Sandrocottus has been mentioned by him in the Indika and has been identified with Chandragupta Maurya, placing the book squarely in fourth century BCE. (A caveat: the dating and chronology of Ancient Indian history is based on some seminal but problematic “identifications” which merit separate study).
Strabo, Arrianus and Klemens of Alexandria tell us most of what we know about Megasthenes’ life. Klemens informs us that he was a contemporary of Seleucus, Strabo that he was sent to Chandragupta Maurya’s court at Pataliputra and Arrian that he lived with Sibyrtius at Arachosia, and frequently visited Chandragupta’s court. Reportedly, he had even met Chandragupta himself.
Indika itself, modelled on Hekataios’ Aegyptiaka , was either in the Attic or Ionian dialect and was divided into four sections. Megasthenes wrote down descriptions of the country, its soil, climate, animals, plants, government, religion, manners of the people, arts, etc. In short, a detailed description from the king to the remotest tribe.

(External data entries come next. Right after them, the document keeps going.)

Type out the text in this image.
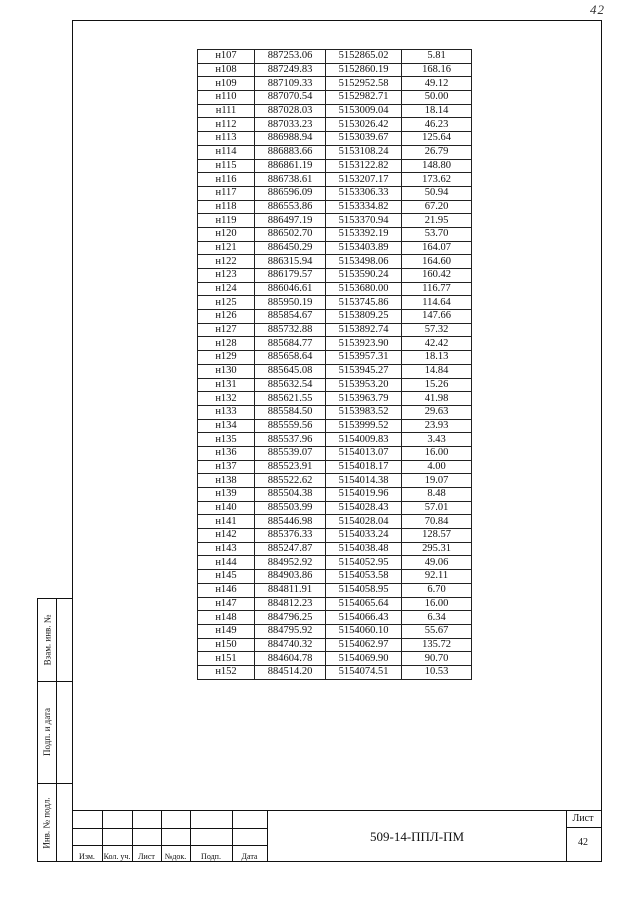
42
Взам. инв. №
Подп. и дата
Инв. № подл.
н107	887253.06	5152865.02	5.81
н108	887249.83	5152860.19	168.16
н109	887109.33	5152952.58	49.12
н110	887070.54	5152982.71	50.00
н111	887028.03	5153009.04	18.14
н112	887033.23	5153026.42	46.23
н113	886988.94	5153039.67	125.64
н114	886883.66	5153108.24	26.79
н115	886861.19	5153122.82	148.80
н116	886738.61	5153207.17	173.62
н117	886596.09	5153306.33	50.94
н118	886553.86	5153334.82	67.20
н119	886497.19	5153370.94	21.95
н120	886502.70	5153392.19	53.70
н121	886450.29	5153403.89	164.07
н122	886315.94	5153498.06	164.60
н123	886179.57	5153590.24	160.42
н124	886046.61	5153680.00	116.77
н125	885950.19	5153745.86	114.64
н126	885854.67	5153809.25	147.66
н127	885732.88	5153892.74	57.32
н128	885684.77	5153923.90	42.42
н129	885658.64	5153957.31	18.13
н130	885645.08	5153945.27	14.84
н131	885632.54	5153953.20	15.26
н132	885621.55	5153963.79	41.98
н133	885584.50	5153983.52	29.63
н134	885559.56	5153999.52	23.93
н135	885537.96	5154009.83	3.43
н136	885539.07	5154013.07	16.00
н137	885523.91	5154018.17	4.00
н138	885522.62	5154014.38	19.07
н139	885504.38	5154019.96	8.48
н140	885503.99	5154028.43	57.01
н141	885446.98	5154028.04	70.84
н142	885376.33	5154033.24	128.57
н143	885247.87	5154038.48	295.31
н144	884952.92	5154052.95	49.06
н145	884903.86	5154053.58	92.11
н146	884811.91	5154058.95	6.70
н147	884812.23	5154065.64	16.00
н148	884796.25	5154066.43	6.34
н149	884795.92	5154060.10	55.67
н150	884740.32	5154062.97	135.72
н151	884604.78	5154069.90	90.70
н152	884514.20	5154074.51	10.53
Изм.	Кол. уч. Лист	№док.	Подп.	Дата
509-14-ППЛ-ПМ
Лист
42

Over time, the book itself was lost. However, Greek and Roman writers— Diodorus, Strabo, Arrian, Eratosthenes, Pliny and many others— have quoted from his book over millennia. Its fragments lay scattered but, in 1846, Professor Schwanbeck of Bonn collected the scattered fragments and published them as a reconstructed Megasthenes’ Indica in Latin and Greek. In 1877, J.W. McCrindle published, for the first time, an authoritative English translation which remains a resource although it has been the subject of many critiques since then. What is the relevance of this book today?
For one, it is the earliest surviving and most comprehensive description of Ancient India by a foreign visitor— the first in the tradition of visitors such as Fa Hien, Hiuen Tsang and Al-Biruni who have provided valuable insights into the position of the country at the relevant time. Apart from its role as an invaluable resource for Indian antiquity, Indika’s influence on other Roman and Greek writers, and on their scientific knowledge, has been immense. It was not written “on the run”, so to speak, as snippets of information from Alexander of Macedon’s other companions were written, but was designed as an encyclopedic study of the country.